The final summary of the learning notes of the deep understanding of Java virtual machines

Compiler

Java is a compiled language, depending on the time of compilation, the compiler can be divided into:

1. Front-end compiler: actually called the compiler's front-end more appropriate, it transforms the *.java file into a *.class file, such as Sun's Javac, Eclipse JDT in the incremental compiler ECJ;
2. JIT Compiler: Virtual machine backend Runtime compiler (Just in time Compiler), which converts bytecode into machine code, such as the Hotspot VMd C1, C2 compiler;
3. AOT compiler: Static advance compiler (Ahead of Time Compiler), which compiles *.java files directly to the cost of machine code, such as the gun Compiler for the Java (GCJ), Excelsior JET;

The front-end compiler has done many optimizations to encode the process to improve the coding style and improve the coding efficiency of the programmer, such as a lot of new Java syntax features, are relying on the front-end compiler "syntax sugar" to achieve, and the virtual machine design team to optimize the performance of the JIT compiler, This allows class files that are not generated by Javac to enjoy the benefits of compiler optimizations as well.

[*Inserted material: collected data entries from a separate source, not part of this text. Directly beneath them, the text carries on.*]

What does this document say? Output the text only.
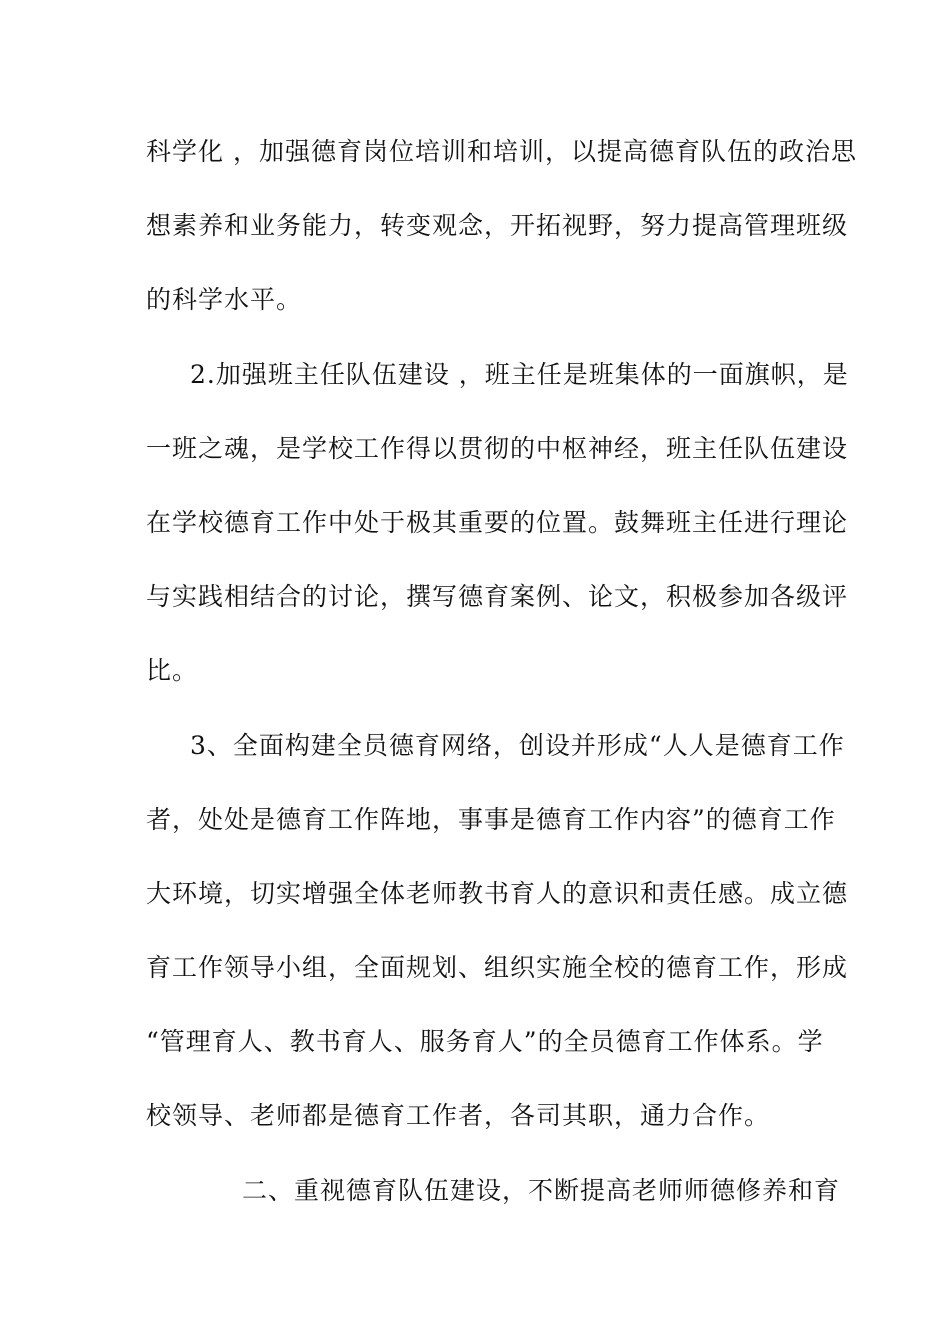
科学化 ，加强德育岗位培训和培训，以提高德育队伍的政治思
想素养和业务能力，转变观念，开拓视野，努力提高管理班级
的科学水平。
2.加强班主任队伍建设 ，班主任是班集体的一面旗帜，是
一班之魂，是学校工作得以贯彻的中枢神经，班主任队伍建设
在学校德育工作中处于极其重要的位置。鼓舞班主任进行理论
与实践相结合的讨论，撰写德育案例、论文，积极参加各级评
比。
3、全面构建全员德育网络，创设并形成“人人是德育工作
者，处处是德育工作阵地，事事是德育工作内容”的德育工作
大环境，切实增强全体老师教书育人的意识和责任感。成立德
育工作领导小组，全面规划、组织实施全校的德育工作，形成
“管理育人、教书育人、服务育人”的全员德育工作体系。学
校领导、老师都是德育工作者，各司其职，通力合作。
二、重视德育队伍建设，不断提高老师师德修养和育
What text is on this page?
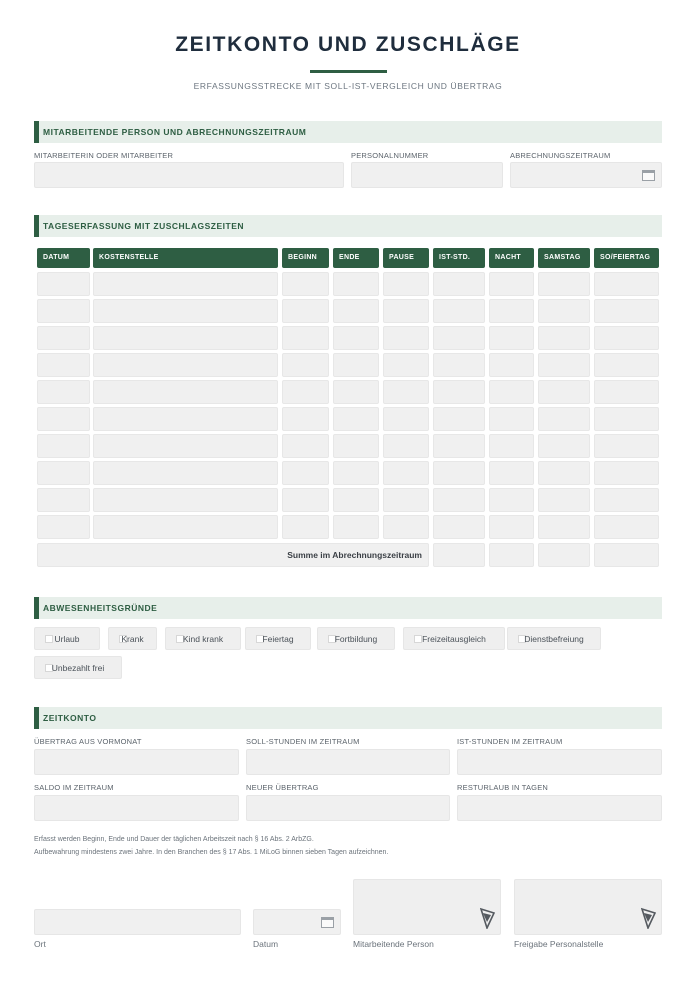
ZEITKONTO UND ZUSCHLÄGE
ERFASSUNGSSTRECKE MIT SOLL-IST-VERGLEICH UND ÜBERTRAG
MITARBEITENDE PERSON UND ABRECHNUNGSZEITRAUM
MITARBEITERIN ODER MITARBEITER	PERSONALNUMMER	ABRECHNUNGSZEITRAUM
TAGESERFASSUNG MIT ZUSCHLAGSZEITEN
DATUM	KOSTENSTELLE	BEGINN	ENDE	PAUSE	IST-STD.	NACHT	SAMSTAG	SO/FEIERTAG
Summe im Abrechnungszeitraum
ABWESENHEITSGRÜNDE
Urlaub	Krank	Kind krank	Feiertag	Fortbildung	Freizeitausgleich	Dienstbefreiung
Unbezahlt frei
ZEITKONTO
ÜBERTRAG AUS VORMONAT	SOLL-STUNDEN IM ZEITRAUM	IST-STUNDEN IM ZEITRAUM
SALDO IM ZEITRAUM	NEUER ÜBERTRAG	RESTURLAUB IN TAGEN
Erfasst werden Beginn, Ende und Dauer der täglichen Arbeitszeit nach § 16 Abs. 2 ArbZG.
Aufbewahrung mindestens zwei Jahre. In den Branchen des § 17 Abs. 1 MiLoG binnen sieben Tagen aufzeichnen.
Ort	Datum	Mitarbeitende Person	Freigabe Personalstelle
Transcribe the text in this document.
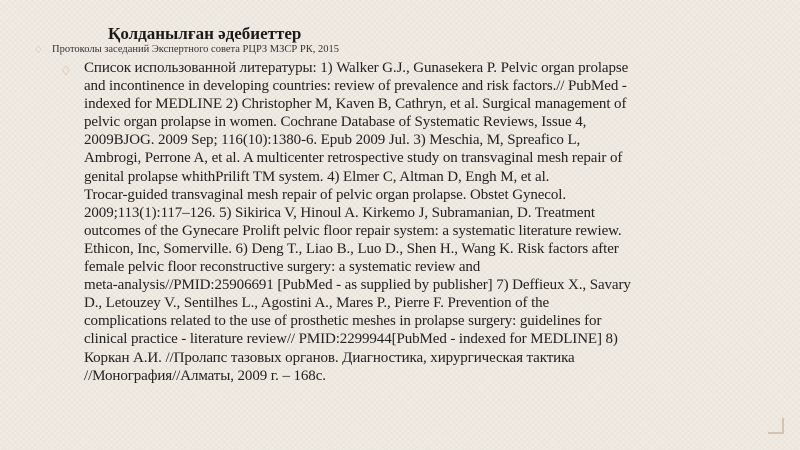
Қолданылған әдебиеттер
♢ Протоколы заседаний Экспертного совета РЦРЗ МЗСР РК, 2015
♢ Список использованной литературы: 1) Walker G.J., Gunasekera P. Pelvic organ prolapse
and incontinence in developing countries: review of prevalence and risk factors.// PubMed -
indexed for MEDLINE 2) Christopher M, Kaven B, Cathryn, et al. Surgical management of
pelvic organ prolapse in women. Cochrane Database of Systematic Reviews, Issue 4,
2009BJOG. 2009 Sep; 116(10):1380-6. Epub 2009 Jul. 3) Meschia, M, Spreafico L,
Ambrogi, Perrone A, et al. A multicenter retrospective study on transvaginal mesh repair of
genital prolapse whithPrilift TM system. 4) Elmer C, Altman D, Engh M, et al.
Trocar-guided transvaginal mesh repair of pelvic organ prolapse. Obstet Gynecol.
2009;113(1):117–126. 5) Sikirica V, Hinoul A. Kirkemo J, Subramanian, D. Treatment
outcomes of the Gynecare Prolift pelvic floor repair system: a systematic literature rewiew.
Ethicon, Inc, Somerville. 6) Deng T., Liao B., Luo D., Shen H., Wang K. Risk factors after
female pelvic floor reconstructive surgery: a systematic review and
meta-analysis//PMID:25906691 [PubMed - as supplied by publisher] 7) Deffieux X., Savary
D., Letouzey V., Sentilhes L., Agostini A., Mares P., Pierre F. Prevention of the
complications related to the use of prosthetic meshes in prolapse surgery: guidelines for
clinical practice - literature review// PMID:2299944[PubMed - indexed for MEDLINE] 8)
Коркан А.И. //Пролапс тазовых органов. Диагностика, хирургическая тактика
//Монография//Алматы, 2009 г. – 168с.
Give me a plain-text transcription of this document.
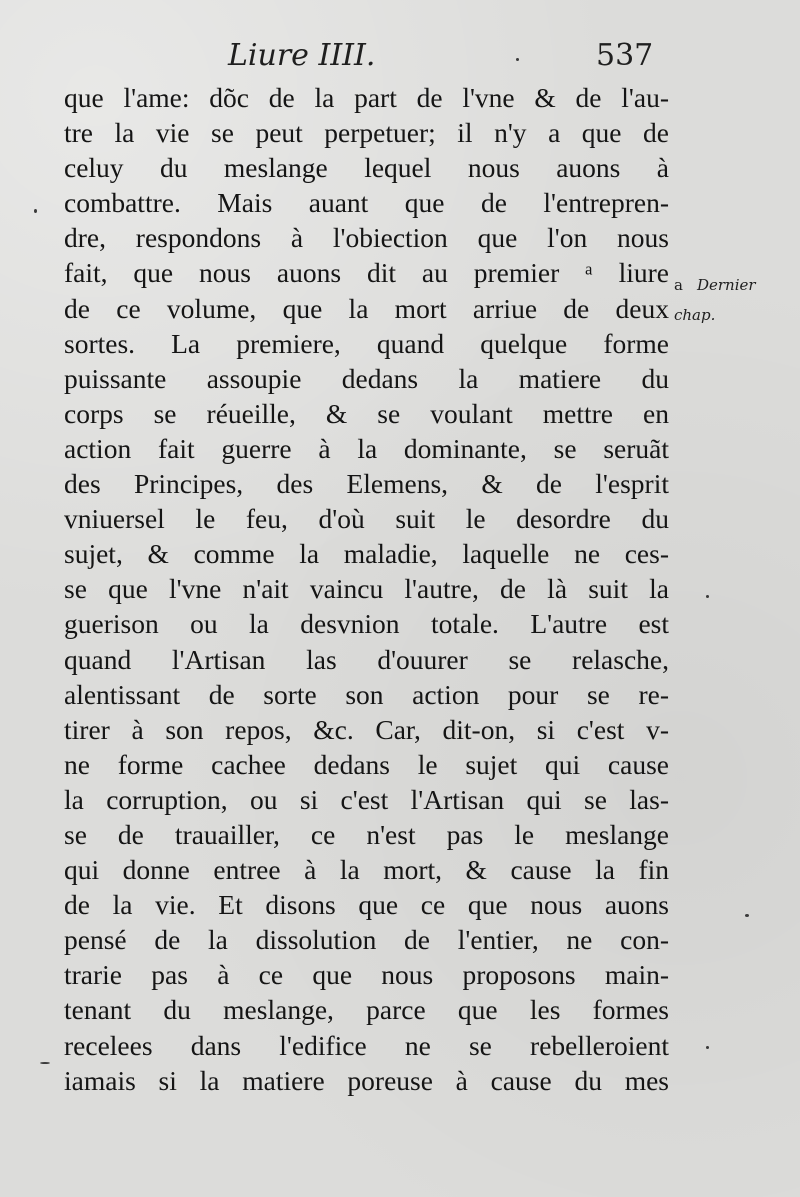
Liure IIII.	537
que l'ame: dõc de la part de l'vne & de l'au-
tre la vie se peut perpetuer; il n'y a que de
celuy du meslange lequel nous auons à
combattre. Mais auant que de l'entrepren-
dre, respondons à l'obiection que l'on nous
fait, que nous auons dit au premier ᵃ liure
de ce volume, que la mort arriue de deux
sortes. La premiere, quand quelque forme
puissante assoupie dedans la matiere du
corps se réueille, & se voulant mettre en
action fait guerre à la dominante, se seruãt
des Principes, des Elemens, & de l'esprit
vniuersel le feu, d'où suit le desordre du
sujet, & comme la maladie, laquelle ne ces-
se que l'vne n'ait vaincu l'autre, de là suit la
guerison ou la desvnion totale. L'autre est
quand l'Artisan las d'ouurer se relasche,
alentissant de sorte son action pour se re-
tirer à son repos, &c. Car, dit-on, si c'est v-
ne forme cachee dedans le sujet qui cause
la corruption, ou si c'est l'Artisan qui se las-
se de trauailler, ce n'est pas le meslange
qui donne entree à la mort, & cause la fin
de la vie. Et disons que ce que nous auons
pensé de la dissolution de l'entier, ne con-
trarie pas à ce que nous proposons main-
tenant du meslange, parce que les formes
recelees dans l'edifice ne se rebelleroient
iamais si la matiere poreuse à cause du mes
a Dernier
chap.
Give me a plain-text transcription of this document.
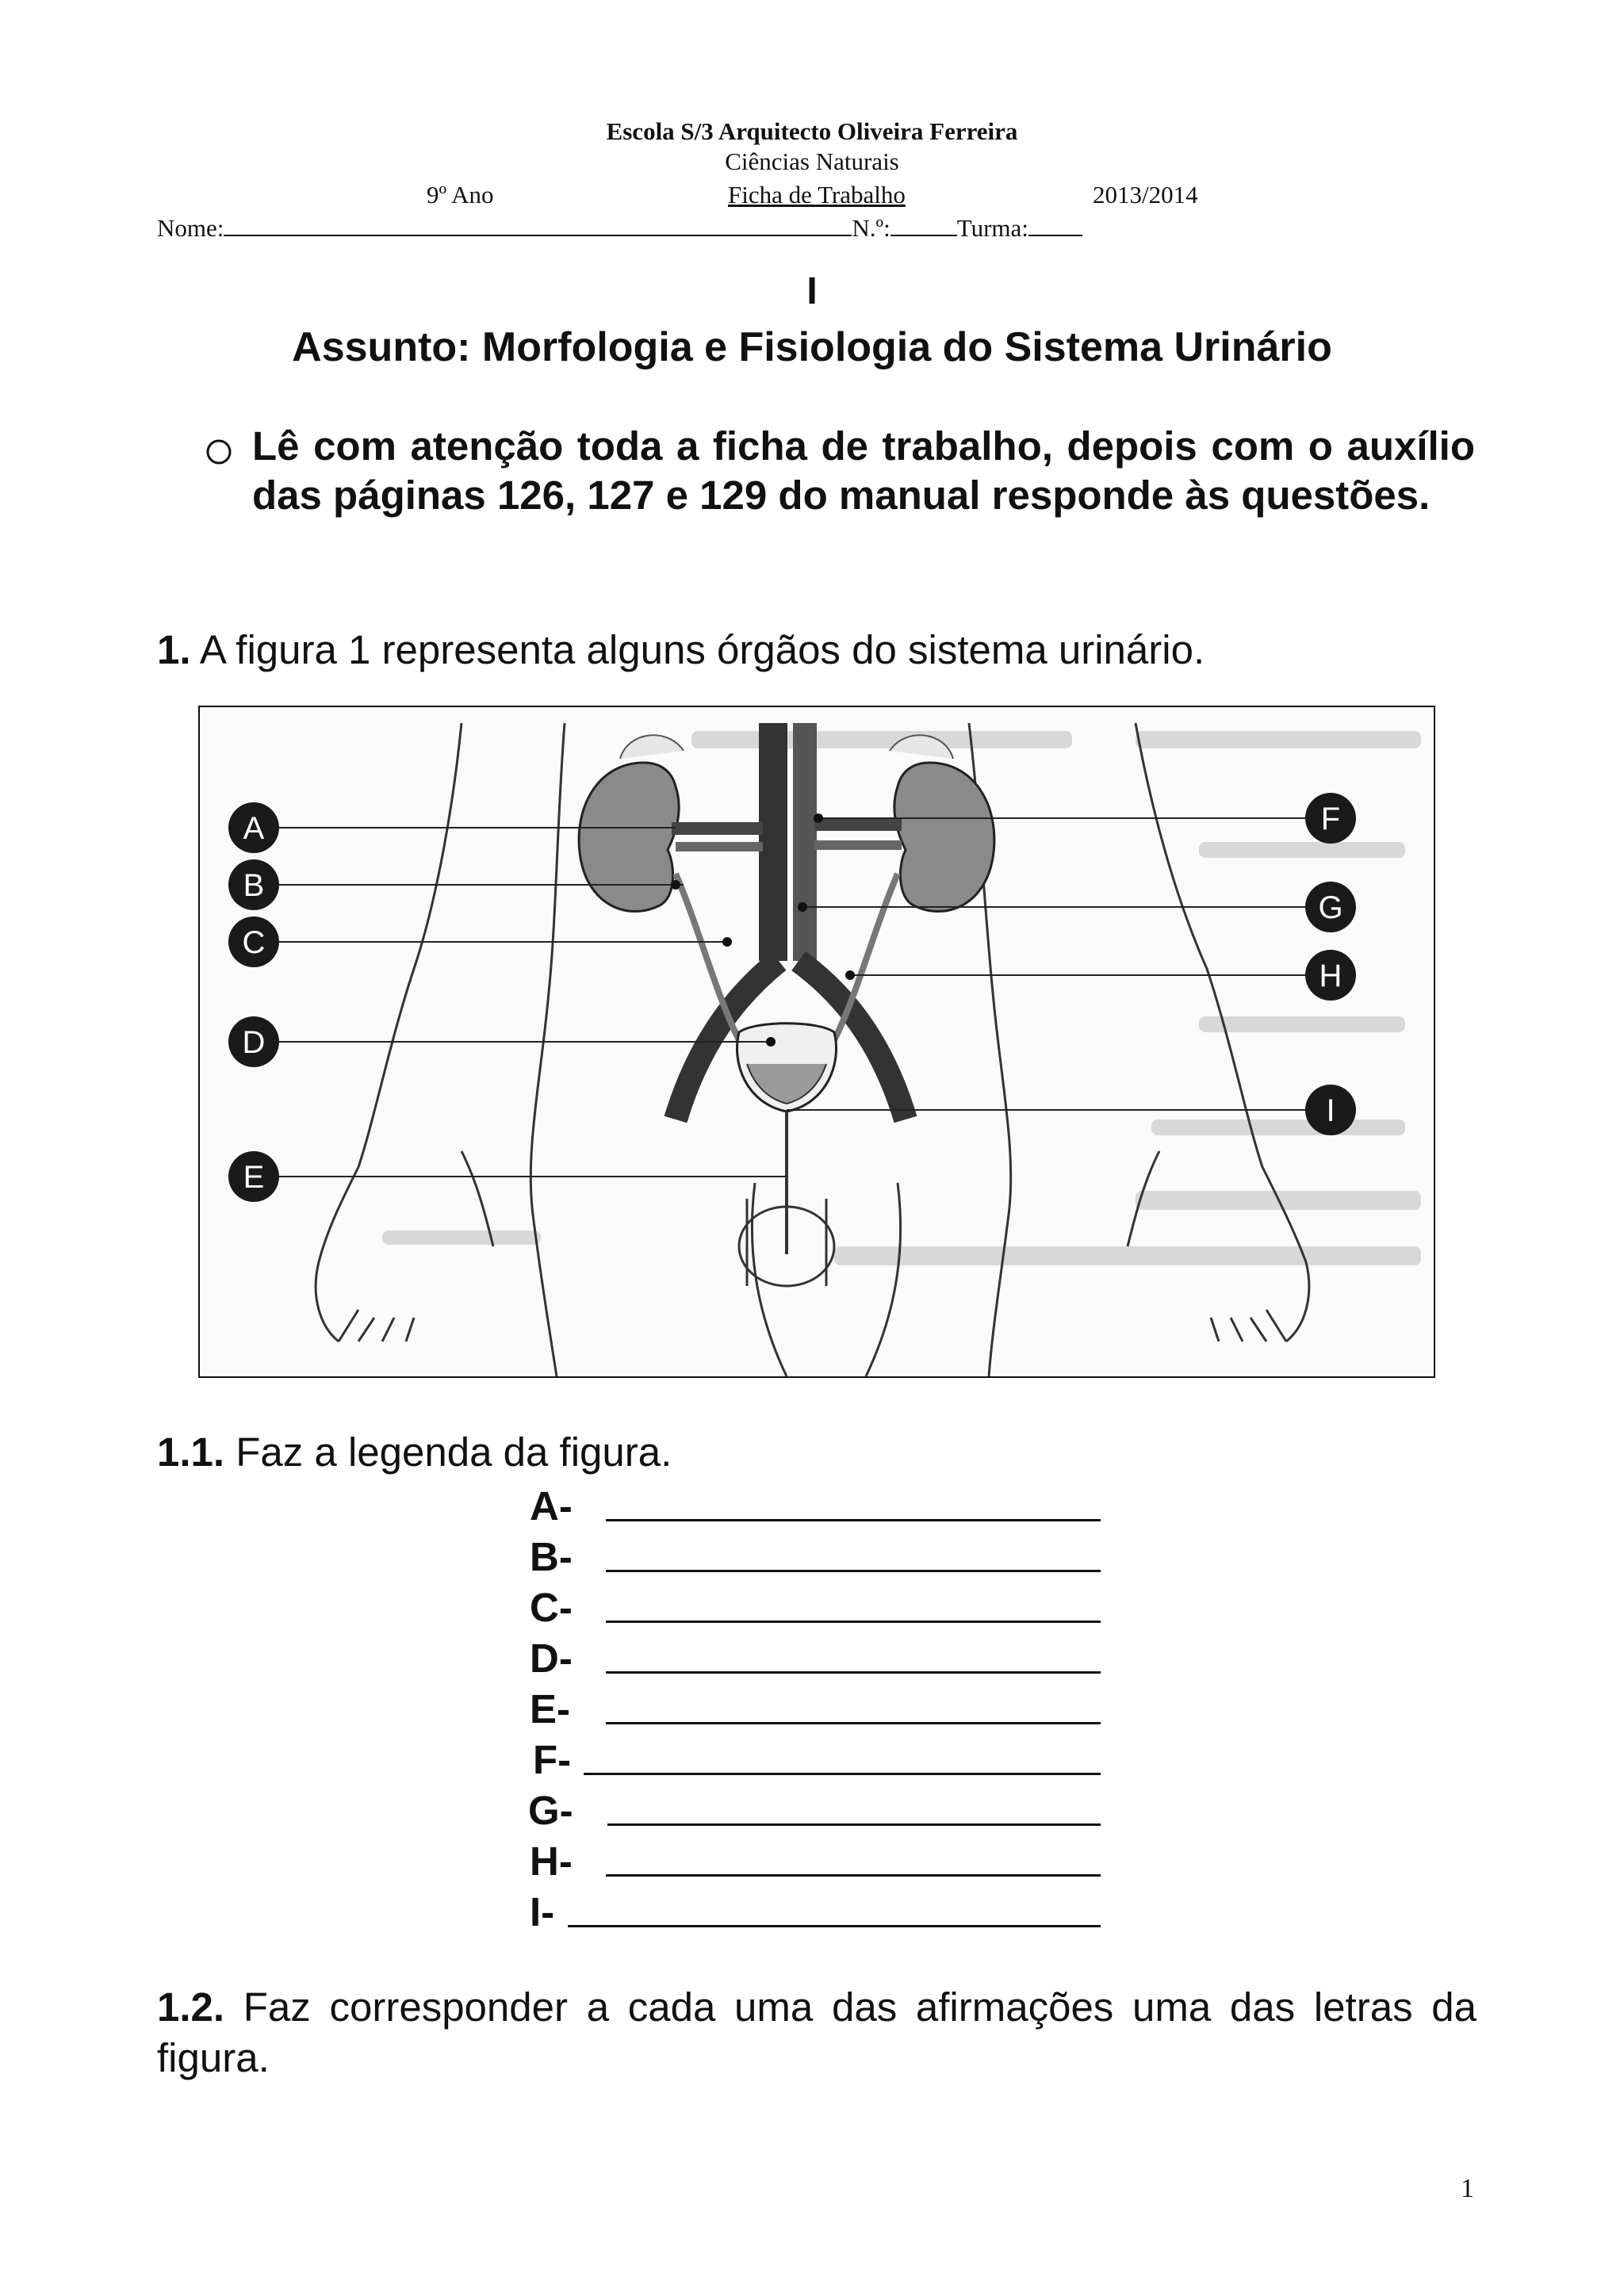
Escola S/3 Arquitecto Oliveira Ferreira
Ciências Naturais
9º Ano	Ficha de Trabalho	2013/2014
Nome:	N.º:	Turma:
I
Assunto: Morfologia e Fisiologia do Sistema Urinário
Lê com atenção toda a ficha de trabalho, depois com o auxílio das páginas 126, 127 e 129 do manual responde às questões.
1. A figura 1 representa alguns órgãos do sistema urinário.
A
B
C
D
E
F
G
H
I
1.1. Faz a legenda da figura.
A-
B-
C-
D-
E-
F-
G-
H-
I-
1.2. Faz corresponder a cada uma das afirmações uma das letras da figura.
1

The Java program was originally interpreted by the interpreter (interpreter), and later, in some commercial virtual machines (Sun HotSpot, IBM J9), when the virtual machine discovers that a method or block of code is running particularly frequently, the code is identified as a "hotspot Code" (Hot Spot code) ", in order to improve the execution efficiency of hot-spot codes, the virtual machine will compile the code into the machine code associated with the local platform and perform various levels of optimization at runtime, the compiler that completes this task is called the Instant compiler (Just in time Compiler).

While not all Java virtual machines have an interpreter-and-compiler architecture, many mainstream commercial virtual machines, such as hotspot, J9, and so on, contain both interpreters and compilers: When a program needs to be started and executed quickly, the interpreter can work first, omitting the time to compile and execute immediately. When the program runs, as time goes by, the compiler becomes more efficient by compiling more and more code to compile the cost code.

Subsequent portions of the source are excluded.